Futures for gold on Wednesday were tilting higher in choppy early action as precious metals traded against a backdrop of a weaker U.S. dollar and buoyant benchmark government bond yields.
The competing factors for bullion—dollar weakness that has provided recent support and rising debt yields that can undercut appetite for haven metals—has gold values hemmed to a relatively tight $1,800-$1,900 range around in December.
The U.S. currency as measured by the ICE U.S. Dollar index
a gauge of the unit against a basket of a half-dozen currencies, was trading at around its lowest level since April of 2018, while the 10-year Treasury note yield
was holding around 0.94%, offering some potential competition for investors seeking safe-haven assets, wrote Marios Hadjikyriacos, investment analyst at XM, in a daily note.
“Finally, gold is struggling for direction as the year concludes. The yellow metal has been caught in a crossfire between a weaker US dollar and a slight recovery in real Treasury yields lately, leaving it trapped in a narrow range between $1860 – $1905 for now,” the analyst wrote.

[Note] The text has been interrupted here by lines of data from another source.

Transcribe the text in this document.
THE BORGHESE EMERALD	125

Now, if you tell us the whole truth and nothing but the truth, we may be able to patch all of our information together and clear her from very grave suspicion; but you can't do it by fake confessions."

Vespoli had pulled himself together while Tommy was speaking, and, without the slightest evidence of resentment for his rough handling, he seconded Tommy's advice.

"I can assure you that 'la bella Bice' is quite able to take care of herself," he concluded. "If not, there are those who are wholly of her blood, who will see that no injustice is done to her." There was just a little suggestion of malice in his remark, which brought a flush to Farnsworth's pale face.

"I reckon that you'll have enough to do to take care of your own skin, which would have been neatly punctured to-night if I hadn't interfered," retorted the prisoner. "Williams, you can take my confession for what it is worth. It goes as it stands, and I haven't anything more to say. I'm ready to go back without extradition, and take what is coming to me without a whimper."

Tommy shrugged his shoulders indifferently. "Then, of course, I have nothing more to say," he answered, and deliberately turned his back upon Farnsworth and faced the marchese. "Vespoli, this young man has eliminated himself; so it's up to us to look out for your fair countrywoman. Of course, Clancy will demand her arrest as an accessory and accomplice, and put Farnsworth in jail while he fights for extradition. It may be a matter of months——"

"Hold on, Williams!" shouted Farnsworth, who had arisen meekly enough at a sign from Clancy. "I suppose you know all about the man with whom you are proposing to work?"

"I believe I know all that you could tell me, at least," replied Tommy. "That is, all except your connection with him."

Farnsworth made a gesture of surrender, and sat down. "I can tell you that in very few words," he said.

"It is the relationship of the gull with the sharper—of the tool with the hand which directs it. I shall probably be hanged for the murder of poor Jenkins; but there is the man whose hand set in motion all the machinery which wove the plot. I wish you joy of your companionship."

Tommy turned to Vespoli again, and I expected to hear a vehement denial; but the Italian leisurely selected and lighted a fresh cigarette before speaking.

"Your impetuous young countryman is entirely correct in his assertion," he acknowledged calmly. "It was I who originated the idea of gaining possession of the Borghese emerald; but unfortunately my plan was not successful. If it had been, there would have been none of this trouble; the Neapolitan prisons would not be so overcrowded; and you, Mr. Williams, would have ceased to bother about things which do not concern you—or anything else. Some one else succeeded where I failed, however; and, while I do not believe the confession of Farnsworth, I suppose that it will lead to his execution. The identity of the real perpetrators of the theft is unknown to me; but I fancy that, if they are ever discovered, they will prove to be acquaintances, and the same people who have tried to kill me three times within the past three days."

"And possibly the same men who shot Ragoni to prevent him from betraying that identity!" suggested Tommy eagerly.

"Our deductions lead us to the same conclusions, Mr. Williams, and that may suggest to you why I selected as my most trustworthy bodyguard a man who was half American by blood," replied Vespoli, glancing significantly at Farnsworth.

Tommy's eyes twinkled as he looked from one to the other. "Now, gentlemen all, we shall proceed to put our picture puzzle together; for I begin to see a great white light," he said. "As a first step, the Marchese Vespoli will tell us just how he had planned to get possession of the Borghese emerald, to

Against that backdrop, gold for February delivery was trading $3.80, or 0.2%, higher at $1,886.70 an ounce, following a 0.1% gain on Tuesday.
Silver futures for March delivery
were trading 26 cents, or 1%, higher to trade around $26.48 an ounce, after a 1.2% gain in the prior session.
Commodity markets were little-changed after a report in U.S. trade deficit in goods showed a climb to $84.8 billion in November from $80.4 billion in the prior period. A separate report on advanced U.S. inventories showed a rise of 0.7% in retail November, while U.S. wholesale inventories dipped 0.1% on the month.